Il avait la ferme intention de ne pas se laisser éloigner d’une semelle par de simples mots. À cette réponse, le Monsieur ferma un instant les yeux en renversant la tête avec un air supérieur, comme pour se donner le temps de revenir de l’inintelligence de K. jusqu’à sa propre raison, passa le bout de sa langue autour de ses lèvres entrouvertes, et dit ensuite au cocher : « Dételez ! »

Le cocher, docile aux ordres de son maître, dut alors descendre malgré sa fourrure, mais il jeta sur K. un regard de rancune et commença avec mille hésitations, – comme s’il se fût attendu non point à un contre-ordre du maître mais à un changement d’avis de K. – à faire reculer les chevaux vers l’aile du bâtiment dans laquelle devaient se trouver l’écurie et la remise des voitures. K. resta seul ; d’un côté le traîneau partait, de l’autre, par le même chemin que K. avait pris pour venir, le jeune Monsieur s’en allait, tous deux très lentement, il est vrai, comme pour montrer à K. qu’il avait encore le pouvoir de les faire revenir.
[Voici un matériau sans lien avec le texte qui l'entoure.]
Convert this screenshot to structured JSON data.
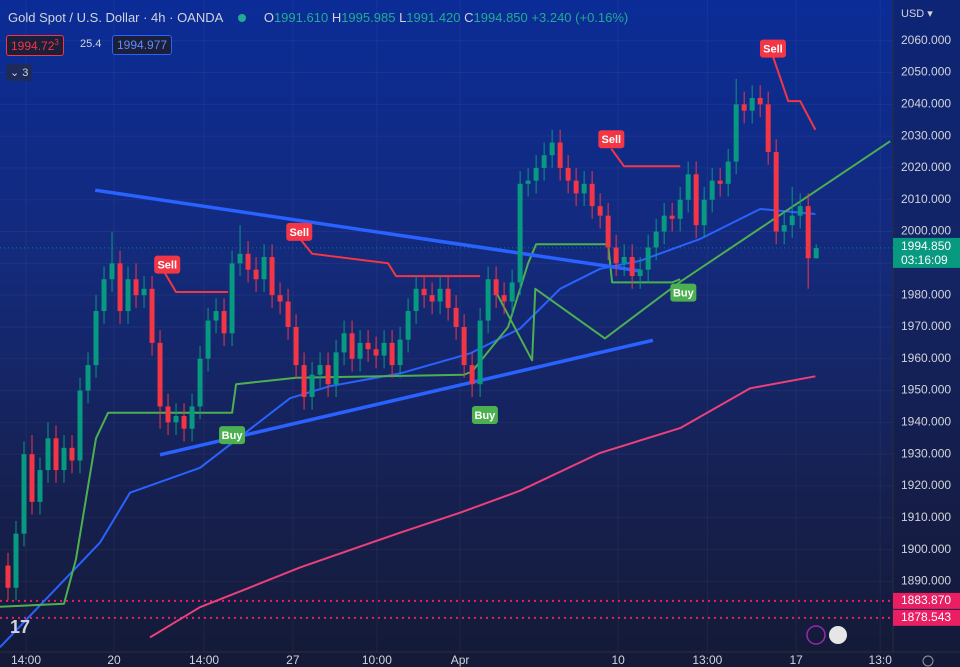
{
  "chart_data": {
    "type": "candlestick",
    "title": "Gold Spot / U.S. Dollar · 4h · OANDA",
    "header": {
      "o": "O",
      "open": "1991.610",
      "h": "H",
      "high": "1995.985",
      "l": "L",
      "low": "1991.420",
      "c": "C",
      "close": "1994.850",
      "change": "+3.240 (+0.16%)",
      "sell_price": "1994.72",
      "sell_price_sup": "3",
      "spread": "25.4",
      "buy_price": "1994.977",
      "indicators": "3",
      "currency": "USD"
    },
    "up_color": "#089981",
    "down_color": "#f23645",
    "xlim": [
      -1,
      110.6
    ],
    "ylim": [
      1867.8,
      2072.8
    ],
    "grid": true,
    "yticks": [
      {
        "value": 1890,
        "label": "1890.000"
      },
      {
        "value": 1900,
        "label": "1900.000"
      },
      {
        "value": 1910,
        "label": "1910.000"
      },
      {
        "value": 1920,
        "label": "1920.000"
      },
      {
        "value": 1930,
        "label": "1930.000"
      },
      {
        "value": 1940,
        "label": "1940.000"
      },
      {
        "value": 1950,
        "label": "1950.000"
      },
      {
        "value": 1960,
        "label": "1960.000"
      },
      {
        "value": 1970,
        "label": "1970.000"
      },
      {
        "value": 1980,
        "label": "1980.000"
      },
      {
        "value": 1990,
        "label": "1990.000"
      },
      {
        "value": 2000,
        "label": "2000.000"
      },
      {
        "value": 2010,
        "label": "2010.000"
      },
      {
        "value": 2020,
        "label": "2020.000"
      },
      {
        "value": 2030,
        "label": "2030.000"
      },
      {
        "value": 2040,
        "label": "2040.000"
      },
      {
        "value": 2050,
        "label": "2050.000"
      },
      {
        "value": 2060,
        "label": "2060.000"
      }
    ],
    "xticks": [
      {
        "value": 2.25,
        "label": "14:00"
      },
      {
        "value": 13.25,
        "label": "20"
      },
      {
        "value": 24.5,
        "label": "14:00"
      },
      {
        "value": 35.6,
        "label": "27"
      },
      {
        "value": 46.1,
        "label": "10:00"
      },
      {
        "value": 56.5,
        "label": "Apr"
      },
      {
        "value": 76.25,
        "label": "10"
      },
      {
        "value": 87.4,
        "label": "13:00"
      },
      {
        "value": 98.5,
        "label": "17"
      },
      {
        "value": 109,
        "label": "13:0"
      }
    ],
    "open": [
      1895,
      1888,
      1905,
      1930,
      1915,
      1925,
      1935,
      1925,
      1932,
      1928,
      1950,
      1958,
      1975,
      1985,
      1990,
      1975,
      1985,
      1980,
      1982,
      1965,
      1945,
      1940,
      1942,
      1938,
      1945,
      1960,
      1972,
      1975,
      1968,
      1990,
      1993,
      1988,
      1985,
      1992,
      1980,
      1978,
      1970,
      1958,
      1948,
      1955,
      1958,
      1952,
      1962,
      1968,
      1960,
      1965,
      1963,
      1961,
      1965,
      1958,
      1966,
      1975,
      1982,
      1980,
      1978,
      1982,
      1976,
      1970,
      1958,
      1952,
      1972,
      1985,
      1980,
      1978,
      1984,
      2015,
      2016,
      2020,
      2024,
      2028,
      2020,
      2016,
      2012,
      2015,
      2008,
      2005,
      1995,
      1990,
      1992,
      1986,
      1988,
      1995,
      2000,
      2005,
      2004,
      2010,
      2018,
      2002,
      2010,
      2016,
      2015,
      2022,
      2040,
      2038,
      2042,
      2040,
      2025,
      2000,
      2002,
      2005,
      2008,
      1991.61
    ],
    "high": [
      1899,
      1909,
      1934,
      1936,
      1929,
      1940,
      1939,
      1936,
      1936,
      1954,
      1962,
      1980,
      1989,
      2000,
      1994,
      1989,
      1990,
      1986,
      1986,
      1969,
      1949,
      1946,
      1946,
      1949,
      1964,
      1976,
      1979,
      1979,
      1994,
      2002,
      1997,
      1992,
      1996,
      1996,
      1984,
      1982,
      1974,
      1962,
      1959,
      1962,
      1962,
      1966,
      1972,
      1972,
      1969,
      1969,
      1967,
      1969,
      1969,
      1970,
      1979,
      1986,
      1986,
      1984,
      1986,
      1986,
      1980,
      1974,
      1962,
      1976,
      1989,
      1989,
      1984,
      1988,
      2019,
      2020,
      2024,
      2028,
      2032,
      2032,
      2024,
      2020,
      2019,
      2019,
      2012,
      2009,
      1999,
      1996,
      1996,
      1992,
      1999,
      2004,
      2009,
      2009,
      2014,
      2022,
      2022,
      2014,
      2020,
      2020,
      2026,
      2048,
      2044,
      2046,
      2046,
      2044,
      2029,
      2006,
      2014,
      2012,
      2012,
      1995.985
    ],
    "low": [
      1884,
      1884,
      1901,
      1911,
      1911,
      1921,
      1921,
      1921,
      1924,
      1924,
      1946,
      1954,
      1971,
      1981,
      1971,
      1971,
      1976,
      1976,
      1961,
      1938,
      1936,
      1936,
      1934,
      1934,
      1941,
      1956,
      1968,
      1964,
      1964,
      1986,
      1984,
      1981,
      1981,
      1976,
      1974,
      1966,
      1954,
      1944,
      1944,
      1951,
      1948,
      1948,
      1958,
      1956,
      1956,
      1959,
      1957,
      1957,
      1954,
      1954,
      1962,
      1971,
      1976,
      1974,
      1974,
      1972,
      1966,
      1954,
      1948,
      1948,
      1968,
      1976,
      1974,
      1974,
      1980,
      2011,
      2012,
      2016,
      2020,
      2016,
      2012,
      2008,
      2008,
      2004,
      2001,
      1991,
      1986,
      1986,
      1982,
      1982,
      1984,
      1991,
      1996,
      2000,
      2000,
      2006,
      1998,
      1998,
      2006,
      2011,
      2011,
      2018,
      2034,
      2034,
      2036,
      2021,
      1996,
      1996,
      1998,
      2001,
      1982,
      1991.42
    ],
    "close": [
      1888,
      1905,
      1930,
      1915,
      1925,
      1935,
      1925,
      1932,
      1928,
      1950,
      1958,
      1975,
      1985,
      1990,
      1975,
      1985,
      1980,
      1982,
      1965,
      1945,
      1940,
      1942,
      1938,
      1945,
      1960,
      1972,
      1975,
      1968,
      1990,
      1993,
      1988,
      1985,
      1992,
      1980,
      1978,
      1970,
      1958,
      1948,
      1955,
      1958,
      1952,
      1962,
      1968,
      1960,
      1965,
      1963,
      1961,
      1965,
      1958,
      1966,
      1975,
      1982,
      1980,
      1978,
      1982,
      1976,
      1970,
      1958,
      1952,
      1972,
      1985,
      1980,
      1978,
      1984,
      2015,
      2016,
      2020,
      2024,
      2028,
      2020,
      2016,
      2012,
      2015,
      2008,
      2005,
      1995,
      1990,
      1992,
      1986,
      1988,
      1995,
      2000,
      2005,
      2004,
      2010,
      2018,
      2002,
      2010,
      2016,
      2015,
      2022,
      2040,
      2038,
      2042,
      2040,
      2025,
      2000,
      2002,
      2005,
      2008,
      1991.61,
      1994.85
    ],
    "lines": [
      {
        "color": "#ec407a",
        "width": 2,
        "x": [
          17.75,
          24,
          30.25,
          36.5,
          49,
          56.5,
          64,
          74,
          84,
          92.75,
          100.9
        ],
        "values": [
          1872.4,
          1881.9,
          1888.1,
          1894.4,
          1905.3,
          1911.6,
          1918.5,
          1930.4,
          1938.2,
          1950.7,
          1954.5
        ]
      },
      {
        "color": "#2962ff",
        "width": 2,
        "x": [
          -1,
          11.5,
          15.25,
          24,
          35.25,
          40.25,
          49,
          57.75,
          64,
          69,
          74,
          79,
          86.5,
          94,
          100.9
        ],
        "values": [
          1869.3,
          1902.2,
          1917.9,
          1925.7,
          1947.6,
          1951.4,
          1955.4,
          1961.7,
          1969.5,
          1982,
          1988.3,
          1990.8,
          1997.7,
          2007.1,
          2005.5
        ]
      },
      {
        "color": "#4caf50",
        "width": 2,
        "x": [
          -1,
          7,
          8.5,
          11,
          12.5,
          28,
          28.5,
          36,
          57,
          58,
          62.5,
          65,
          66,
          75,
          75.5,
          83,
          84
        ],
        "values": [
          1882,
          1883,
          1897,
          1935,
          1943,
          1943,
          1952,
          1954,
          1955,
          1956,
          1970,
          1990,
          1996,
          1996,
          1984,
          1984,
          1985
        ]
      },
      {
        "color": "#f23645",
        "width": 2,
        "x": [
          19.6,
          21,
          27.5,
          null,
          36.4,
          38,
          47.5,
          48.5,
          59,
          null,
          75.4,
          77,
          84,
          null,
          95.6,
          97.5,
          99,
          100.9
        ],
        "values": [
          1987,
          1981,
          1981,
          null,
          1998,
          1993,
          1990,
          1986,
          1986,
          null,
          2026,
          2020.5,
          2020.5,
          null,
          2055,
          2041,
          2041,
          2032
        ]
      },
      {
        "color": "#2962ff",
        "width": 3.5,
        "x": [
          10.9,
          79
        ],
        "values": [
          2013,
          1987.6
        ]
      },
      {
        "color": "#2962ff",
        "width": 3.5,
        "x": [
          19,
          80.6
        ],
        "values": [
          1929.8,
          1965.8
        ]
      },
      {
        "color": "#4caf50",
        "width": 2,
        "x": [
          60.9,
          65.5,
          65.9,
          74.6,
          84,
          110.25
        ],
        "values": [
          1981.4,
          1959.5,
          1982,
          1966.4,
          1984.2,
          2028.4
        ]
      }
    ],
    "hlines": [
      {
        "value": 1883.87,
        "label": "1883.870",
        "color": "#e91e63"
      },
      {
        "value": 1878.543,
        "label": "1878.543",
        "color": "#e91e63"
      }
    ],
    "last_price": {
      "value": 1994.85,
      "label": "1994.850",
      "countdown": "03:16:09",
      "color": "#089981"
    },
    "signals": [
      {
        "text": "Sell",
        "x": 19.9,
        "value": 1989.6,
        "color": "#f23645"
      },
      {
        "text": "Sell",
        "x": 36.4,
        "value": 1999.9,
        "color": "#f23645"
      },
      {
        "text": "Sell",
        "x": 75.4,
        "value": 2029,
        "color": "#f23645"
      },
      {
        "text": "Sell",
        "x": 95.6,
        "value": 2057.5,
        "color": "#f23645"
      },
      {
        "text": "Buy",
        "x": 28,
        "value": 1936,
        "color": "#4caf50"
      },
      {
        "text": "Buy",
        "x": 59.6,
        "value": 1942.3,
        "color": "#4caf50"
      },
      {
        "text": "Buy",
        "x": 84.4,
        "value": 1980.8,
        "color": "#4caf50"
      }
    ]
  }
}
Et peut-être avait-il en effet ce pouvoir, mais il ne lui eût servi à rien ; rappeler le traîneau eût été se chasser soi-même. Il resta donc muet, seul maître de la place, mais c’était une victoire sans joie. Il suivait des yeux tour à tour le Monsieur et le cocher. Le Monsieur avait déjà atteint la porte par laquelle K. était entré dans la cour ; il regarda une dernière fois en arrière, K. crut lui voir hocher la tête devant une telle obstination, puis le Monsieur se retourna d’un geste brusque et définitif et pénétra dans le vestibule où il disparut aussitôt. Le cocher resta plus longtemps ; le traîneau lui donnait beaucoup de peine ; il dut ouvrir la lourde porte de la remise, le faire entrer à sa place à reculons, dételer les chevaux et les mener au râtelier ; il fit tout cela gravement, l’air absorbé, sans nul espoir de repartir ; ce muet trafic, qu’il n’accompagna d’aucun regard du côté de K., fit à celui-ci l’effet d’un reproche beaucoup plus dur que l’attitude du Monsieur. Et quand enfin, son travail terminé, le cocher traversa la cour de son pas lent et balancé, ferma le grand portail, revint, tout cela toujours lentement et sans regarder autre chose que la trace de ces propres pas dans la neige, puis s’enferma dans l’écurie, la lumière s’éteignit – pour qui fût-elle demeurée ? – et il ne resta plus de brillant que la fente de la galerie de bois qui retenait un peu le regard au passage ; alors K. éprouva l’impression qu’on avait coupé avec lui toute liaison ; il n’était maintenant que trop libre, il pouvait attendre à l’endroit interdit aussi longtemps qu’il le voudrait, il s’était conquis cette liberté comme nul autre ne l’aurait su et personne n’avait le droit de le toucher, ni de le chasser, ni même de l’interpeller, mais – et cette conviction était au moins aussi forte que l’autre – rien n’était non plus si dépourvu de sens ni si désespéré que cette liberté, cette attente et cette intangibilité.